The “Blow-Up” Boat
One last post on the swim/paddle around Manhattan, then I’ll go back to things that have digital displays and USB cables.
I like kayaking and traveling, and because of that, both of my kayaks are collapsible for storage and travel. One is folder-a Longhaul Mark II double which has a wood frame, and canvas and rubber hull that is seaworthy enough to cross the Atlantic, run the Amazon, or explore the Arctic and is used by US Navy Seals. The other boat, and the one I took to Manhattan, is an inflatable from a company called Innova.

A quick word to non-kayakers before I go on. What attracts me to kayaking is the freedom and range that kayaks are capable of… you can go anywhere from a damp sponge to crossing oceans and pretty much everything in between. The skills required to handle a boat run the gamut as well… nearly anyone can handle a basic sit-on-top boat in a protected cove, and there are enough of them that you may never need to know more than how to get around a sheltered body of water. But if you’re ambitious, there’s almost no limit to the skils and journeys you can attempt at an average of 3 miles an hour sitting on the surface of the water.
Which brings me to my boat for this trip. It’s an Innova Sunny that I just got to replace an older inflatable that after many years of service had sprung a difficult leak. It’s just under 13 feet long, can be set up as a single or double, and weighs less than 30 pounds. The boat itself fits in a bag that could easily fit in the overhead bin of an airplane. Stored in a duffle bag with other gear including paddles, a pump and PFD, I easily checked in under the airline’s 50 pound per bag weight limit.
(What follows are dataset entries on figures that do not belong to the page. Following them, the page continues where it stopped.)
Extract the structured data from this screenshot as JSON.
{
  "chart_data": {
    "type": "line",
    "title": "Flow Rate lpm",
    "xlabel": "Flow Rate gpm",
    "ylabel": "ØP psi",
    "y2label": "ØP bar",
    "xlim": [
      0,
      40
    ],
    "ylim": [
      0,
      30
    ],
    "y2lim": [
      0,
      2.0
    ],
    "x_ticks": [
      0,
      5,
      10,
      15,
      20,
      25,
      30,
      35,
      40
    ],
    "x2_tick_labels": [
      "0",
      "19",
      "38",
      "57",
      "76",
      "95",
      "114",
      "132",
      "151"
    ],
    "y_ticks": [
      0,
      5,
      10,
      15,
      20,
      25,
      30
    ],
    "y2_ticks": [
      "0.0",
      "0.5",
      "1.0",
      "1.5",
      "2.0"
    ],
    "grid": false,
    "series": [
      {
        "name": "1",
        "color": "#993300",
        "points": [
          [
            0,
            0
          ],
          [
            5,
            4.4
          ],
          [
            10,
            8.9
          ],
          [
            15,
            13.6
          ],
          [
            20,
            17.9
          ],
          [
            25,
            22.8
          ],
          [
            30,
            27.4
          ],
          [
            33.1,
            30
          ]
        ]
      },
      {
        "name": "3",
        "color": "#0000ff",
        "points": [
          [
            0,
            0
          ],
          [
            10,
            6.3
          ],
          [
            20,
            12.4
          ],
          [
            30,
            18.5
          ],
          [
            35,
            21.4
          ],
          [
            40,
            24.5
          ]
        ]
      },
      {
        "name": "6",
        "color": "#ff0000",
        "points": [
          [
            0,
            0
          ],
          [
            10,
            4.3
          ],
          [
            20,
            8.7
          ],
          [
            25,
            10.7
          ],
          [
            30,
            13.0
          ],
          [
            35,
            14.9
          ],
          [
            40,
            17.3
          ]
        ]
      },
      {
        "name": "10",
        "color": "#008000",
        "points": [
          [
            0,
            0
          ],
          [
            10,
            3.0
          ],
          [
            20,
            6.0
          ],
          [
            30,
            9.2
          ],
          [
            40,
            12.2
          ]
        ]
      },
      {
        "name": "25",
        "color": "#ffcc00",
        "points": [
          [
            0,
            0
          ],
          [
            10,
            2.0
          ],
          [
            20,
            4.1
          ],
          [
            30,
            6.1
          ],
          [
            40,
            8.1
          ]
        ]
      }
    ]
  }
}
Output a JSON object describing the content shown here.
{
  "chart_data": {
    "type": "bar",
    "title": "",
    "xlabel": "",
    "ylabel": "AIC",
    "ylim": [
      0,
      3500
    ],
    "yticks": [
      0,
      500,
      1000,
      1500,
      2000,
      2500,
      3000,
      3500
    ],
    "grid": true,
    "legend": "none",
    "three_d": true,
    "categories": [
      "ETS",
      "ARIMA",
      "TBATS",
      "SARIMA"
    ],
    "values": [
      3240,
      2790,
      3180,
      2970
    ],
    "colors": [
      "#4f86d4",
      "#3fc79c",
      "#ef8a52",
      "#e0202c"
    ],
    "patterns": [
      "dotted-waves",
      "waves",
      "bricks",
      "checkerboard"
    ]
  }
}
I ended up hauling the boat in the duffel bag around Manhattan more than I wanted to this trip due to some missed connections on the subway and the like. I wouldn’t want to do it every day, but it wasn’t that bad–especially when compared to the challenge of moving a non-collapsible boat around. I had a little trouble getting me and the duffel bag through the narrow subway turnstiles, but obviously a plastic or fiberglass boat wouldn’t ride the subway at all.
On the water, the Sunny is as easy to handle as it is packed up in the bag–it’s stable, and tracks a nice straight line when you want it to, and it cuts a sharp turn if you give it sharp paddle twist. The open configuration on the top means there’s no hole to wriggle in or out of and stowing gear is just a matter of tossing it in either the front or back of the boat. The downside is that a side wave might get you a little water in the boat, but all that really causes is a wet butt–even full up with water, you’re not going to sink.
So on race day, I show up and pump up my boat and take my place with the other kayakers. As Forrest noted in the previous blog, we took off around the island with the pack and finished up 9th, after a brief intermission precipitated by…. well, precipitation (and lightning).
What I found amusing came at the end of the race. I heard from other kayakers and a race organizer several variations on the theme of “You made it all the way around in THAT?” That, of course, meant my inflatable, or as one person referred to it, my “blow up” boat. The problem is that most serious kayakers aren’t predisposed to like an inflatable. An earlier generation of cheap inflatables has established in many kayaker’s minds the idea that inflatables are not serious boats, they are children’s bath toys, perhaps, little more. There’s been a lot of improvements in materials and construction since those days, and the newer inflatables are serious boats for the traveling kayaker (like me) or the kayaker who lives in an apartment. Innova in particular has a very solid lineup of boats, including the Helios which is used by the Canadian Rangers for search and rescue.
Which is not to say that inflatables are the equal of rigid boats in every way. Most were sleek kevlar or fiberglass touring machines, and probably every one would beat my inflatable in a flat-out race in open water. But on that day, I didn’t have to race or even keep up with another kayaker in a faster boat, I had to keep up with a swimmer in the water, and the fact is that I have a lot less friction to overcome paddling across the top of the water than Forrest did going through it.
So while an inflatable my not be all things to all people, it is what I need it to be–and more to the point, *where* I need it to be–when I am paddling away from home port.